Mixed-mode tensors are written with upper indices for its contra-variant dimensions, and lower indices for its covariant dimensions. For instance, a matrix \(M\) is a \((1,1)\)-tensor, and we can write \(M_i^j\) to make its indices explicit. This is the same as \(M_j^k\) -- the identity of indices does not matter. Also, basis vectors will be written with a lower index, and components of a vector with respect to this basis with an upper index.

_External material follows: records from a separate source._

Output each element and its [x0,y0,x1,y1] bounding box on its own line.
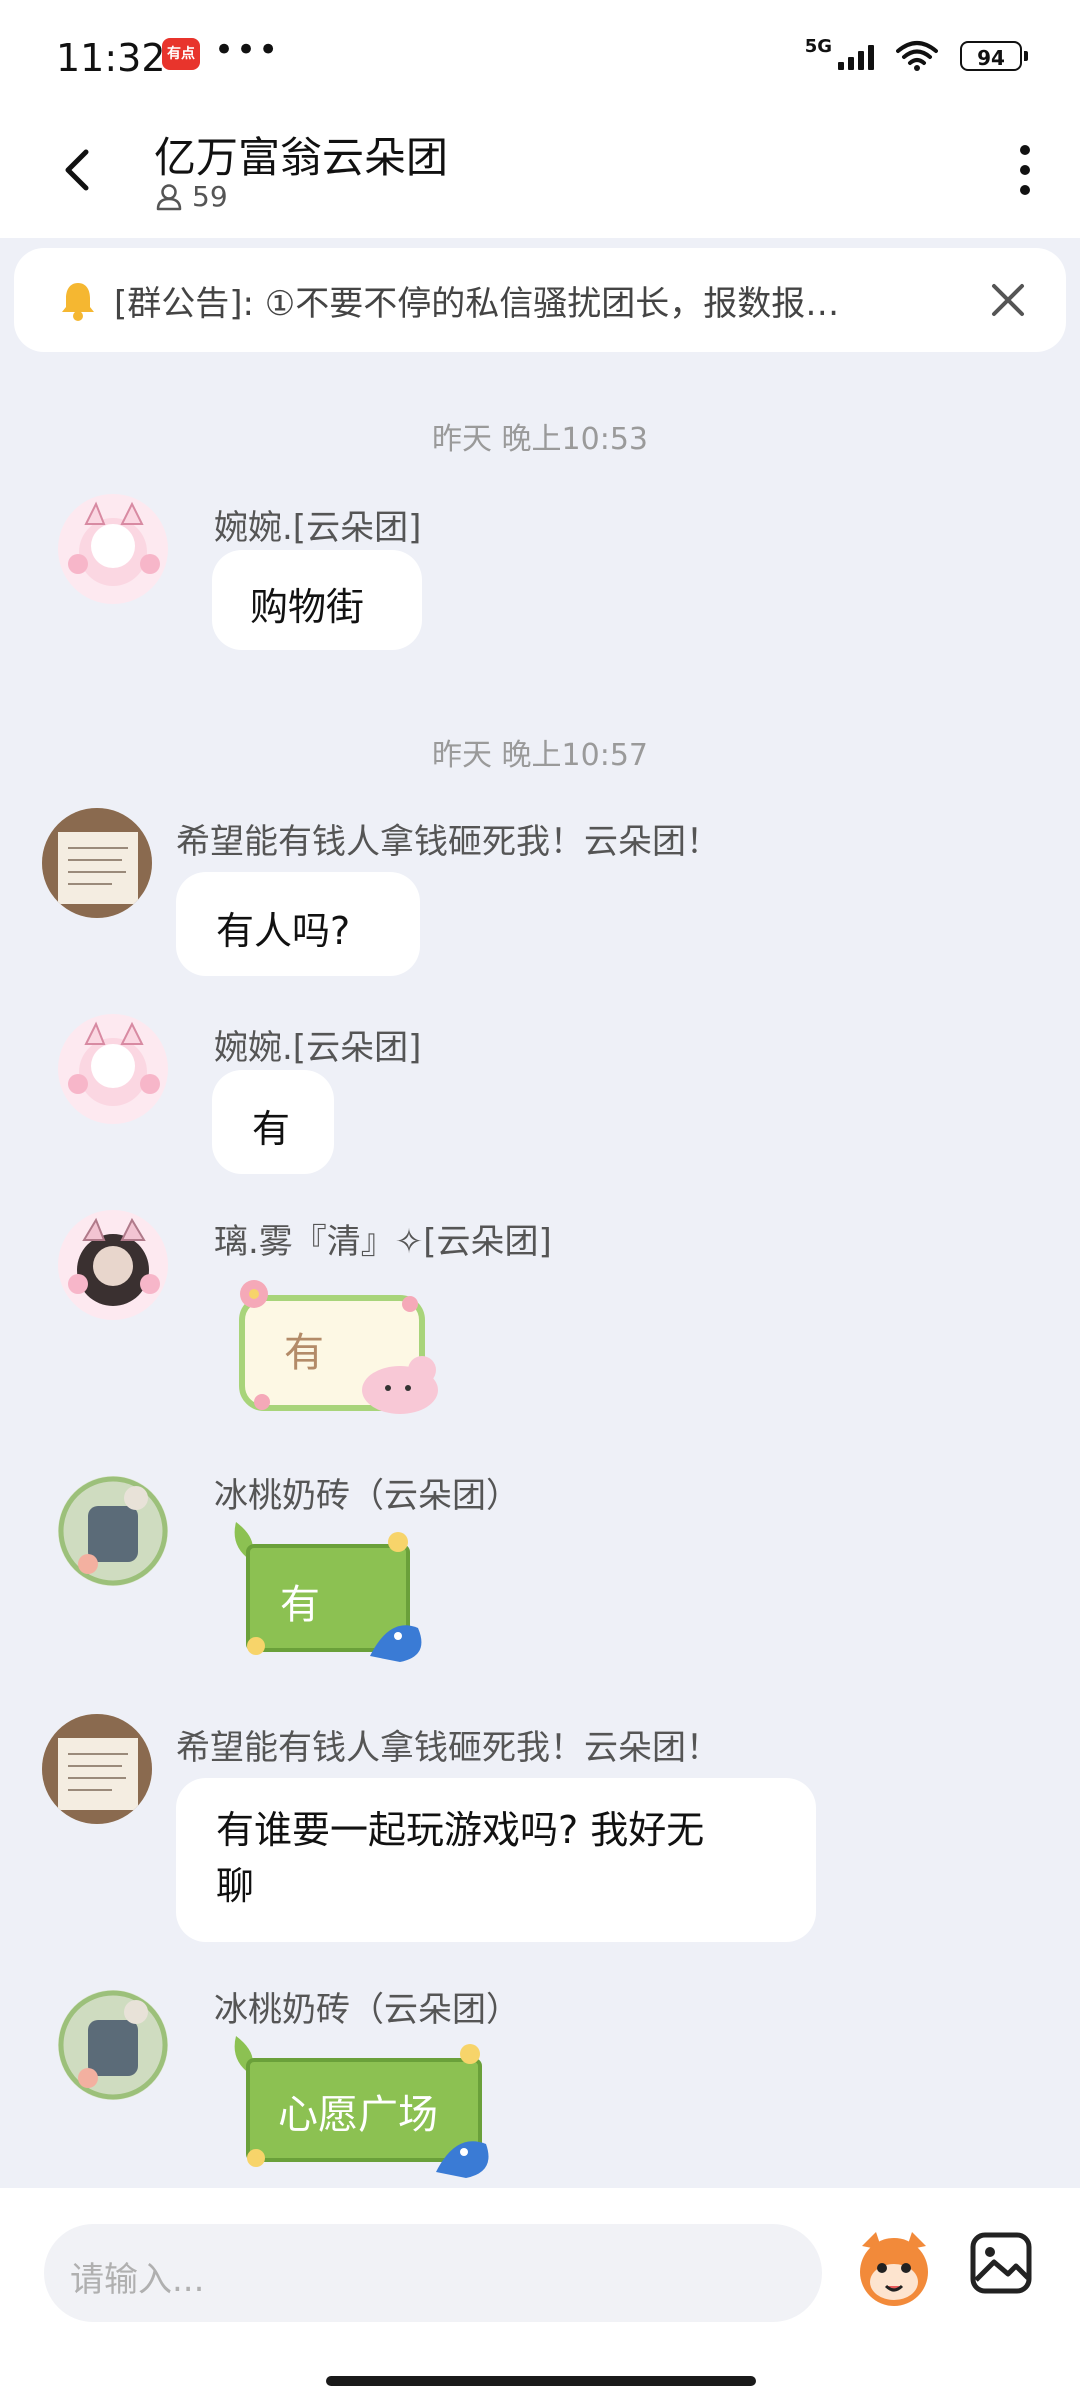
message-bubble[interactable]: 有 [212,1070,334,1174]
sticker-message[interactable]: 有 [232,1270,452,1420]
sticker-message[interactable]: 有 [230,1516,440,1666]
back-arrow-icon[interactable] [52,140,112,200]
message-text-line: 有谁要一起玩游戏吗? 我好无 [216,1808,705,1852]
notice-text: [群公告]: ①不要不停的私信骚扰团长，报数报… [114,284,840,324]
sticker-text: 心愿广场 [278,2092,438,2138]
chat-header: 亿万富翁云朵团 59 [0,110,1080,238]
message-input[interactable]: 请输入... [44,2224,822,2322]
avatar-note-image [42,808,152,918]
sender-name: 希望能有钱人拿钱砸死我！云朵团！ [176,822,720,862]
input-placeholder: 请输入... [70,2260,205,2300]
sender-name: 冰桃奶砖（云朵团） [214,1990,520,2030]
wifi-icon [896,41,938,71]
avatar-cat-girl-image [68,1021,160,1106]
bell-icon [62,283,94,321]
person-icon [156,183,182,210]
message-text: 有人吗? [216,909,351,953]
group-title: 亿万富翁云朵团 [154,133,449,182]
more-notifications-icon: ••• [214,30,281,70]
sender-name: 婉婉.[云朵团] [214,508,422,548]
message-text: 有 [252,1107,291,1151]
message-text: 购物街 [250,585,365,629]
member-count[interactable]: 59 [156,180,228,213]
status-time: 11:32 [56,36,166,80]
avatar-note-image [42,1714,152,1824]
sticker-message[interactable]: 心愿广场 [230,2030,520,2180]
sticker-text: 有 [284,1330,324,1376]
avatar[interactable] [58,494,168,604]
message-bubble[interactable]: 有人吗? [176,872,420,976]
avatar[interactable] [58,1210,168,1320]
sender-name: 冰桃奶砖（云朵团） [214,1476,520,1516]
close-icon[interactable] [986,278,1030,322]
avatar-illustration-image [58,1990,168,2100]
avatar-cat-girl-image [68,501,160,586]
avatar[interactable] [58,1014,168,1124]
signal-icon [838,42,874,70]
network-type: 5G [804,35,832,57]
battery-indicator: 94 [960,41,1028,71]
status-indicators: 5G 94 [804,35,1028,74]
message-input-bar: 请输入... [0,2188,1080,2400]
timestamp: 昨天 晚上10:57 [432,738,648,773]
timestamp: 昨天 晚上10:53 [432,422,648,457]
member-count-value: 59 [192,180,228,213]
avatar-illustration-image [58,1476,168,1586]
avatar[interactable] [42,808,152,918]
sticker-frame-image [239,1280,438,1414]
more-vertical-icon[interactable] [1010,140,1040,200]
message-bubble[interactable]: 购物街 [212,550,422,650]
emoji-mascot-icon[interactable] [852,2226,936,2310]
status-bar: 11:32 有点 ••• 5G 94 [0,0,1080,110]
sticker-frame-image [234,1522,422,1662]
avatar-photo-image [68,1217,160,1306]
image-icon[interactable] [968,2230,1034,2296]
sender-name: 婉婉.[云朵团] [214,1028,422,1068]
message-bubble[interactable]: 有谁要一起玩游戏吗? 我好无 聊 [176,1778,816,1942]
app-notification-icon: 有点 [162,38,200,70]
message-text-line: 聊 [216,1864,255,1908]
home-indicator[interactable] [326,2376,756,2386]
group-notice-banner[interactable]: [群公告]: ①不要不停的私信骚扰团长，报数报… [14,248,1066,352]
avatar[interactable] [58,1476,168,1586]
sender-name: 希望能有钱人拿钱砸死我！云朵团！ [176,1728,720,1768]
sticker-text: 有 [280,1582,320,1628]
sender-name: 璃.雾『清』✧[云朵团] [214,1222,552,1262]
avatar[interactable] [42,1714,152,1824]
avatar[interactable] [58,1990,168,2100]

\subsection{Tensor Contraction}\label{sec:summation-convention}
In the following we shall adopt the {\em Einstein summation convention}:
\begin{quotation}
If the same index name appears twice in any term, once as an upper index and once as a lower index, that term is understood to be summed over all possible values of that index, generally from \(1\) to the dimension of the space in question.
\end{quotation}
Thus for instance we can rewrite:
\[
\begin{array}{lcl}
\Sigma_{\nu=1}^n A_{\mu\nu}v_{\nu} & \rightarrow & A_{\mu\nu}v_{\nu}\\
\Sigma_{\beta=1}^n \Sigma_{\gamma=1}^n A _{\alpha \beta}B_{\beta \gamma}C_{\gamma \delta} & \rightarrow & A_{\alpha \beta}B_{\beta \gamma}C_{\gamma \delta}
\end{array}
\]
The {\em contraction} of a tensor is obtained by setting unlike indices equal, thus indicating a summation per the convention above. The result of contracting a \((k,l)\)-tensor is a \((k-1,l-1)\) tensor.

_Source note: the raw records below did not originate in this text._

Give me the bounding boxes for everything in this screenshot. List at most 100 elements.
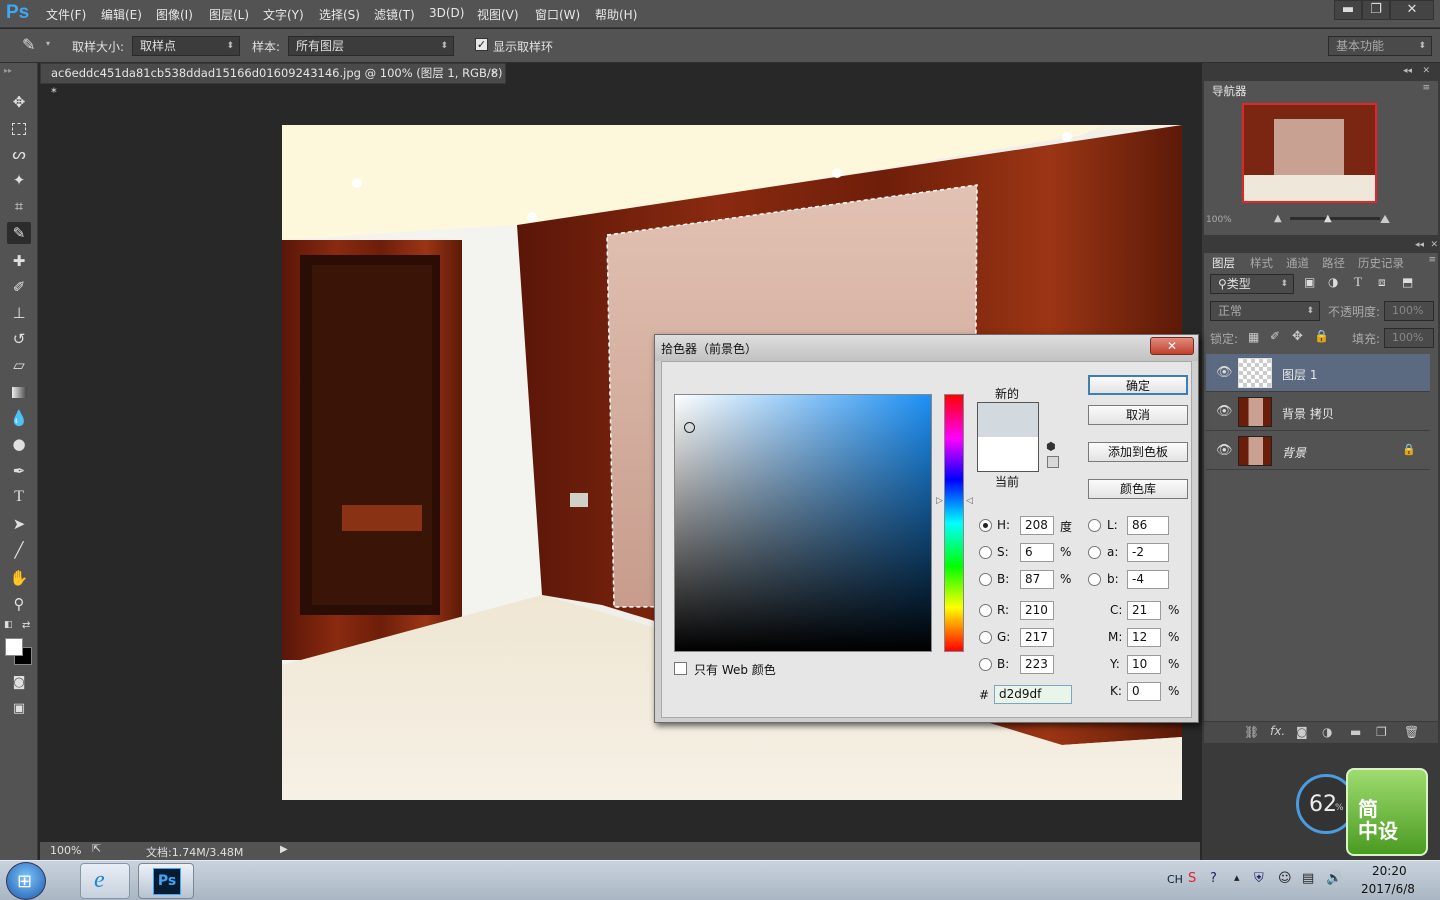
swap-colors-icon[interactable]: ⇄	[22, 620, 30, 631]
minimize-button[interactable]: ▬	[1334, 0, 1362, 20]
restore-button[interactable]: ❐	[1362, 0, 1390, 20]
menu-3d[interactable]: 3D(D)	[429, 6, 464, 20]
brightness-radio[interactable]	[979, 573, 992, 586]
lock-transparent-icon[interactable]: ▦	[1248, 330, 1259, 344]
collapse-icon[interactable]: ◂◂	[1403, 66, 1412, 76]
layer-name[interactable]: 图层 1	[1282, 366, 1317, 383]
saturation-input[interactable]: 6	[1020, 543, 1054, 562]
menu-view[interactable]: 视图(V)	[477, 6, 519, 23]
screen-mode-icon[interactable]: ▣	[7, 698, 31, 720]
export-icon[interactable]: ⇱	[92, 842, 101, 855]
network-icon[interactable]: ▤	[1302, 871, 1314, 886]
healing-brush-tool-icon[interactable]: ✚	[7, 250, 31, 272]
link-layers-icon[interactable]: ⛓	[1244, 725, 1259, 739]
dialog-close-button[interactable]: ✕	[1150, 337, 1194, 355]
shield-icon[interactable]: ⛨	[1254, 871, 1264, 886]
gradient-tool-icon[interactable]	[7, 381, 31, 403]
ime-icon[interactable]: S	[1188, 871, 1196, 886]
color-libraries-button[interactable]: 颜色库	[1088, 479, 1188, 499]
move-tool-icon[interactable]: ✥	[7, 91, 31, 113]
blue-radio[interactable]	[979, 658, 992, 671]
web-safe-swatch-icon[interactable]	[1047, 456, 1059, 468]
document-tab[interactable]: ac6eddc451da81cb538ddad15166d01609243146…	[40, 63, 506, 99]
line-tool-icon[interactable]: ╱	[7, 539, 31, 561]
new-layer-icon[interactable]: ❐	[1376, 725, 1387, 739]
lab-a-input[interactable]: -2	[1127, 543, 1169, 562]
opacity-input[interactable]: 100%	[1384, 301, 1434, 321]
panel-menu-icon[interactable]: ≡	[1428, 255, 1436, 265]
foreground-color-swatch[interactable]	[5, 638, 23, 656]
type-tool-icon[interactable]: T	[7, 486, 31, 508]
navigator-preview[interactable]	[1242, 103, 1377, 203]
filter-type-icon[interactable]: T	[1354, 274, 1362, 290]
close-panel-icon[interactable]: ✕	[1422, 66, 1430, 76]
zoom-tool-icon[interactable]: ⚲	[7, 593, 31, 615]
default-colors-icon[interactable]: ◧	[4, 620, 13, 630]
volume-icon[interactable]: 🔊	[1326, 871, 1342, 886]
new-group-icon[interactable]: ▬	[1350, 725, 1361, 739]
current-color-swatch[interactable]	[978, 437, 1038, 471]
menu-window[interactable]: 窗口(W)	[535, 6, 580, 23]
hue-slider-right-handle[interactable]: ◁	[966, 496, 973, 506]
start-button[interactable]: ⊞	[6, 862, 46, 900]
lock-brush-icon[interactable]: ✐	[1270, 329, 1280, 343]
color-field-cursor[interactable]	[684, 422, 695, 433]
tab-navigator[interactable]: 导航器	[1212, 83, 1247, 99]
ok-button[interactable]: 确定	[1088, 375, 1188, 395]
zoom-in-icon[interactable]: ⛰	[1380, 212, 1390, 227]
path-selection-tool-icon[interactable]: ➤	[7, 513, 31, 535]
fx-icon[interactable]: fx.	[1270, 724, 1285, 738]
quick-mask-icon[interactable]: ◙	[7, 672, 31, 694]
tray-expand-icon[interactable]: ▴	[1234, 871, 1240, 884]
red-input[interactable]: 210	[1020, 601, 1054, 620]
status-menu-arrow-icon[interactable]: ▶	[280, 844, 288, 855]
collapse-icon[interactable]: ▸▸	[4, 66, 12, 75]
layer-row[interactable]: 👁 背景 🔒	[1206, 432, 1430, 470]
qq-icon[interactable]: ☺	[1278, 871, 1292, 886]
fill-input[interactable]: 100%	[1384, 328, 1434, 348]
tab-paths[interactable]: 路径	[1322, 255, 1345, 271]
magenta-input[interactable]: 12	[1127, 628, 1161, 647]
clock-date[interactable]: 2017/6/8	[1361, 882, 1415, 896]
cancel-button[interactable]: 取消	[1088, 405, 1188, 425]
filter-shape-icon[interactable]: ⧈	[1378, 275, 1386, 290]
crop-tool-icon[interactable]: ⌗	[7, 195, 31, 217]
hue-slider[interactable]	[944, 394, 964, 652]
zoom-level[interactable]: 100%	[50, 844, 81, 857]
hue-radio[interactable]	[979, 519, 992, 532]
menu-file[interactable]: 文件(F)	[46, 6, 86, 23]
filter-pixel-icon[interactable]: ▣	[1304, 275, 1315, 289]
tab-layers[interactable]: 图层	[1212, 255, 1235, 271]
tab-styles[interactable]: 样式	[1250, 255, 1273, 271]
layer-name[interactable]: 背景 拷贝	[1282, 405, 1334, 422]
help-icon[interactable]: ?	[1210, 871, 1217, 886]
eyedropper-icon[interactable]: ✎	[22, 35, 35, 54]
stamp-tool-icon[interactable]: ⊥	[7, 302, 31, 324]
taskbar-ie-button[interactable]: e	[80, 863, 130, 899]
cyan-input[interactable]: 21	[1127, 601, 1161, 620]
taskbar-photoshop-button[interactable]: Ps	[138, 863, 194, 899]
lab-l-radio[interactable]	[1088, 519, 1101, 532]
zoom-slider[interactable]	[1290, 217, 1380, 220]
marquee-tool-icon[interactable]	[7, 117, 31, 139]
brush-tool-icon[interactable]: ✐	[7, 276, 31, 298]
add-to-swatches-button[interactable]: 添加到色板	[1088, 442, 1188, 462]
panel-menu-icon[interactable]: ≡	[1422, 83, 1430, 93]
layer-row[interactable]: 👁 背景 拷贝	[1206, 393, 1430, 431]
dodge-tool-icon[interactable]: ●	[7, 433, 31, 455]
hand-tool-icon[interactable]: ✋	[7, 567, 31, 589]
hex-input[interactable]: d2d9df	[994, 685, 1072, 704]
yellow-input[interactable]: 10	[1127, 655, 1161, 674]
zoom-slider-handle[interactable]: ▲	[1324, 213, 1332, 224]
history-brush-tool-icon[interactable]: ↺	[7, 328, 31, 350]
sample-select[interactable]: 所有图层 ⬍	[288, 36, 454, 56]
lab-b-input[interactable]: -4	[1127, 570, 1169, 589]
layer-row[interactable]: 👁 图层 1	[1206, 354, 1430, 392]
pen-tool-icon[interactable]: ✒	[7, 460, 31, 482]
delete-layer-icon[interactable]: 🗑	[1404, 725, 1419, 739]
filter-smart-object-icon[interactable]: ⬒	[1402, 275, 1413, 289]
magic-wand-tool-icon[interactable]: ✦	[7, 169, 31, 191]
web-only-checkbox[interactable]	[674, 662, 687, 675]
input-language[interactable]: CH	[1167, 873, 1183, 886]
layer-name[interactable]: 背景	[1282, 444, 1306, 461]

The contraction operation is invariant under coordinate changes.
\subsection{Working with tensors}
Tensors can be ``partially'' evaluated. For \(T\) a tensor of rank \(k\) representing a predicate \(p\), and \(a\) a vector representing the value of argument \(i\), \(T^{1\ldots k}a_i\) represents the predicate \(\lambda x_1, \ldots, x_{i-1},x_{i+1},\ldots x_k. p(x_1, \ldots, x_{i-1}, a, x_{i+1}, \ldots, x_k)\). It can be thought of as {\em contracting} \(T\) and \(a\) on index \(i\).
\begin{example}\label{ex:tc-1}
Consider the tensor representation of the boolean polynomial \(p(x,y) = x(1-y)\). Because \(x,y\in \{0,1\}\) with the two values independent of each other, we will embed them in the two dimensional vector space \(U=\{0,1\}^2\), with ``one hot'' basis vectors \(\epsilon_1=(1,0)\) and \(\epsilon_2=(0,1)\) representing \(0\) and \(1\) respectively. Now the tensor \(T^{1,2}\) representing the binary predicate \(\lambda x,y. p(x,y)\) is represented by the table:
\[
\begin{array}{l}
T(\epsilon_1,\epsilon_1)=0\\
T(\epsilon_1,\epsilon_2)=0\\
T(\epsilon_2,\epsilon_1)=1\\
T(\epsilon_2,\epsilon_2)=0
\end{array}
\]
We can use this representation to evaluate the predicate at different points through tensor contraction. For instance, \(p(0,1)\) is given, for \(a=\epsilon_1,b=\epsilon_2\) by \(T^{1,2}a_1 b_2\), which through the Einstein convention expands out to:\footnote{Recall that for \(x\) a vector \(x^j\) represents its \(j\)th coordinate.}
\[\begin{array}{ll}
T^{1,2}a_1 b_2 &= \Sigma_{j=1}^2 \Sigma_{i=1}^2 T(\epsilon_i,\epsilon_j)a_1^ib_2^j \\
&= T(\epsilon_1,\epsilon_1)*1*0 + T(\epsilon_1,\epsilon_2)*1*1 +
T(\epsilon_2,\epsilon_1)*0*0 + T(\epsilon_2,\epsilon_2)*0*1 \\
& =T(\epsilon_1,\epsilon_2)\\
& = 0
\end{array}
\]
\end{example}
More generally, we can compute tensor contraction symbolically. Let \(x,y\) be unknown vectors in \(U\), and let \(S\) be a rank-2 tensor over \(U\). Then if \(S\) represents the predicate \(q\), the predication \(q(x,y)\) is represented by \(S^{1,2}x_1 y_2\) which expands out to:
\[\begin{array}{ll}
[S(x,y)]&\defeq S^{1,2}x_1 y_2\\
& = \Sigma_{j=1}^2 \Sigma_{i=1}^2 S(\epsilon_i,\epsilon_j)x_1^iy_2^j \\
& =S(\epsilon_1,\epsilon_1)x^1y^1 + S(\epsilon_1,\epsilon_2)x^1y^2 +
S(\epsilon_2,\epsilon_1)x^2y^1 + S(\epsilon_2,\epsilon_2)x^2y^2 \\
\end{array}
\]
\begin{example}[Example~\ref{ex:tc-1} contd]
Taking the value of \(S\) above to be \(T\), we get:
\[\begin{array}{ll}
[T(x,y)] & = x^2y^1\\
& = [x=1][y=0]
\end{array}
\]
\end{example}
The representation of an arbitrary $k$-are predicate is similar, a tensor \(T^k\) represented by \(n^k\) numbers, for \(U=\{0,1\}^n\).